I am thinking about replacing the open sights on my Savage ML-II with Williams peeps. Is the accuracy advantage worth it? How is the field of view? How are they in low light? Any help would be appreciated.
Well, I would expect that you will get answers to both sights work well for some folks. I prefer open sights as I have shot both. I find the peeps more accurate, however, you can't see them very well in low light. AND, since I am getting older, my sight sucks. I can spot a elk at 20 miles, I just can't read! So, the open sights work better for me and I shoot a traditional muzzleloader. Here are a couple of bucks taken with open sights the last couple of years.
"Every man has a purpose---------mine is to be behind a rifle.........."
"I'd rather wake up in the middle of nowhere than be in any city on earth." ---Steve McQueen
I switched to peeps a number of years back and really like them. I use a very large aperture and it works well in dark elk timber as well as on the plains. My Hawken has a silver blade front and using irons with it remains pretty good as I age. But for me, peeps on muzzleloaders is where it is at.

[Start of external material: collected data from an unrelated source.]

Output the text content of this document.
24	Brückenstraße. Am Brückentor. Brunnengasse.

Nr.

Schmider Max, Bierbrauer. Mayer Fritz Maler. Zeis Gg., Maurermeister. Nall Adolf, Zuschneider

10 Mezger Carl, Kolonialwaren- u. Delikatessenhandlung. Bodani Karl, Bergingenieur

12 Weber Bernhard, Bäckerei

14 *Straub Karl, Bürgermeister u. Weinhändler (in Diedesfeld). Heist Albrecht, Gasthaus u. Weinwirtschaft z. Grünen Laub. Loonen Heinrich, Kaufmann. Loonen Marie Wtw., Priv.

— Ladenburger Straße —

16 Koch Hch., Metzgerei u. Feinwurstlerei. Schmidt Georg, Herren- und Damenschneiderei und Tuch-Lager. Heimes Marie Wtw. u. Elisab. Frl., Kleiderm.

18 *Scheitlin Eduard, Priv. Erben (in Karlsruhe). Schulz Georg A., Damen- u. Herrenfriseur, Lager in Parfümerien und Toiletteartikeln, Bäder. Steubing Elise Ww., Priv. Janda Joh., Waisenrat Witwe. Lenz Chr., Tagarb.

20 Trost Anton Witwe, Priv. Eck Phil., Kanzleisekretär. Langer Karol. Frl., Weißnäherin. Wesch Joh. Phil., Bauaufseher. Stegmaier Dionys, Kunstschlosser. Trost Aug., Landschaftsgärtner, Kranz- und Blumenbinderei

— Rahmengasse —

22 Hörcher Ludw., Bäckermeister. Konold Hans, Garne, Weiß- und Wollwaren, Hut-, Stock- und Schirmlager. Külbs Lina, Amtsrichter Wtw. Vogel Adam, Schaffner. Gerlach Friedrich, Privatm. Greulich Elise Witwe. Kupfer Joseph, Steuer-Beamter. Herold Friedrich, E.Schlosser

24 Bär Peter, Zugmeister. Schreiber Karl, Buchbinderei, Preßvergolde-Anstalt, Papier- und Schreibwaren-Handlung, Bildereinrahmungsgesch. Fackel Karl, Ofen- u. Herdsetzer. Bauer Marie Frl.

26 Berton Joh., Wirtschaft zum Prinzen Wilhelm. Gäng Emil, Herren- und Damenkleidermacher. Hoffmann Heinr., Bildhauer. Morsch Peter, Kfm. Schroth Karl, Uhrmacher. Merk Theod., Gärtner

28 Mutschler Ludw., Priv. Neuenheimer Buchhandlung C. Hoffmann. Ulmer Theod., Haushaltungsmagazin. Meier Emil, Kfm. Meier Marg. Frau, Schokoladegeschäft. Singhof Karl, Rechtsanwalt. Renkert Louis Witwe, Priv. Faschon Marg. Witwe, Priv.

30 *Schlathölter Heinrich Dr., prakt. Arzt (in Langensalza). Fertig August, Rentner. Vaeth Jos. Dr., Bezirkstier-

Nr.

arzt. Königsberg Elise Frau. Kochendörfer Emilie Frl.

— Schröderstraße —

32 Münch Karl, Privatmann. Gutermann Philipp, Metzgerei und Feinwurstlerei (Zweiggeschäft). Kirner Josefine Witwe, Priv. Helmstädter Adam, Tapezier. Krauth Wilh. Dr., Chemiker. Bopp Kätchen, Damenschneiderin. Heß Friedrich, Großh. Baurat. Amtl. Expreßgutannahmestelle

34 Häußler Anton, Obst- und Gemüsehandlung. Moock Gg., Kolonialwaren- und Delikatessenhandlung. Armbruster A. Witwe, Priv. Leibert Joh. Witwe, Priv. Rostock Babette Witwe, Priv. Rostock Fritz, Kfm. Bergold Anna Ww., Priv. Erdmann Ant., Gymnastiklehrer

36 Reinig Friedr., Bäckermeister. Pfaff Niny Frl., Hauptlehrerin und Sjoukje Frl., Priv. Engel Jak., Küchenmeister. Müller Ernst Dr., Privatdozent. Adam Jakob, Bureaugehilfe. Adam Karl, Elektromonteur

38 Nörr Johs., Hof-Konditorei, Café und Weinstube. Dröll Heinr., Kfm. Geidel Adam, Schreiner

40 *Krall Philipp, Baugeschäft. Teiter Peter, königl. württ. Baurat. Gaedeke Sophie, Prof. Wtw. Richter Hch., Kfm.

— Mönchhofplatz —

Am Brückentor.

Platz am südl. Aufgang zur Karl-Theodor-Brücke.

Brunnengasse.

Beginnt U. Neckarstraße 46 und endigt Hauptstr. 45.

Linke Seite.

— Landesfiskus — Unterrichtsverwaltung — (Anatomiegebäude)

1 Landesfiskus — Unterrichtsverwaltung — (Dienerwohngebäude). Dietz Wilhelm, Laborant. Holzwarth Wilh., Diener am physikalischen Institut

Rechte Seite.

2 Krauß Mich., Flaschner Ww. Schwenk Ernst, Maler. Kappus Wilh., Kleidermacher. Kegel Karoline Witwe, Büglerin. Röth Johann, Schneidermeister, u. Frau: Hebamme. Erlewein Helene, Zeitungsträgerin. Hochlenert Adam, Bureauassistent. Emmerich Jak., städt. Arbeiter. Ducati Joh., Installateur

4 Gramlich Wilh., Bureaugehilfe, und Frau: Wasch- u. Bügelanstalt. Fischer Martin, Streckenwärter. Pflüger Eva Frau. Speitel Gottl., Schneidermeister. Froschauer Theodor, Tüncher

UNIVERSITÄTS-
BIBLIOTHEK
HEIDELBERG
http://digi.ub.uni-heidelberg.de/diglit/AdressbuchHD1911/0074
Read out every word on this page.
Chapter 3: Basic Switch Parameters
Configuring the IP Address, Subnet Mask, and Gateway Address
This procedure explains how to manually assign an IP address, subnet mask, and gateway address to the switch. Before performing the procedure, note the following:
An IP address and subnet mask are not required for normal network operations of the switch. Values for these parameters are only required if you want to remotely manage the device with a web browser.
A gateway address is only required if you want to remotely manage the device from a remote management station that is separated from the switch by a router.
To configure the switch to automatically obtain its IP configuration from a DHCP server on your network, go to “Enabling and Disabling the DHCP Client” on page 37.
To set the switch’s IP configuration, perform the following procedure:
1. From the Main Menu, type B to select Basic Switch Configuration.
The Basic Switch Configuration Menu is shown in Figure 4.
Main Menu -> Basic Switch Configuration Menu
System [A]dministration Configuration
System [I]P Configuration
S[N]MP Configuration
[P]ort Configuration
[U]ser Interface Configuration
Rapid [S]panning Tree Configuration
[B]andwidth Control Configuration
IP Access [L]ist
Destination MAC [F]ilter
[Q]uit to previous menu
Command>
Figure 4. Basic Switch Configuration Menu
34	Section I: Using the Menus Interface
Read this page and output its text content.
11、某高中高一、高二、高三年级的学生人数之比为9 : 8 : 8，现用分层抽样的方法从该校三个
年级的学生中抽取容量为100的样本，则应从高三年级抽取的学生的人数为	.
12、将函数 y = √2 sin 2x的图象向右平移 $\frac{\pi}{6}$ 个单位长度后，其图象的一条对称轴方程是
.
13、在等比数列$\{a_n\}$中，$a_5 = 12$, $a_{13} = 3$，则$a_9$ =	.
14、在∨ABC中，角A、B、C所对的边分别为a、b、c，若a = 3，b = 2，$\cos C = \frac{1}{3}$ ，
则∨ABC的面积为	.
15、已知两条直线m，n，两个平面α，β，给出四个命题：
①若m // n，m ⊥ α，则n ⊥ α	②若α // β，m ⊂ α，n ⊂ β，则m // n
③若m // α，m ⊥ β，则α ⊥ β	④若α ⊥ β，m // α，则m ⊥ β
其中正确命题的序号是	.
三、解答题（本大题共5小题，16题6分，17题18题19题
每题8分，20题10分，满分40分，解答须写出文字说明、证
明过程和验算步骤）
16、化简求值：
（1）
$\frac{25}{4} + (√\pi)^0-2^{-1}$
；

Peep/Aperture sites are best for round targets, and open/blade sights are best for hunting.
Aperture sights can be adjusted for size and help with light and clarity, but when hunting
they tend to make the hunter shoot center mass (A possible gut shot) but the blade/aperture
type does not, so they are best for hunting.
Thanks for all the help. I had decided I was going to try some Williams peep sights but after over a week of trying to talk to someone at Williams about what pieces I needed for my Savage to no avail I have given up. I will stick with the open sights for this season. I am still interested in others opinions as I may try some peeps later.
I run Williams peeps on my iron sighted MLs. They work fine, especially with the integrated fiber optic dots. I have them on my T/C 44mag Deerhunter as well. Out to ~100-120 yds, as far as I plan to shoot with these guns, they are excellent.
With a rear peep and a front globe, there is absolutely nothing about these sights that makes one shoot center of mass. Your eye centers the front sight in the rear aperture, and you sight the gun in so the bullet impacts the point at the top of the front globe.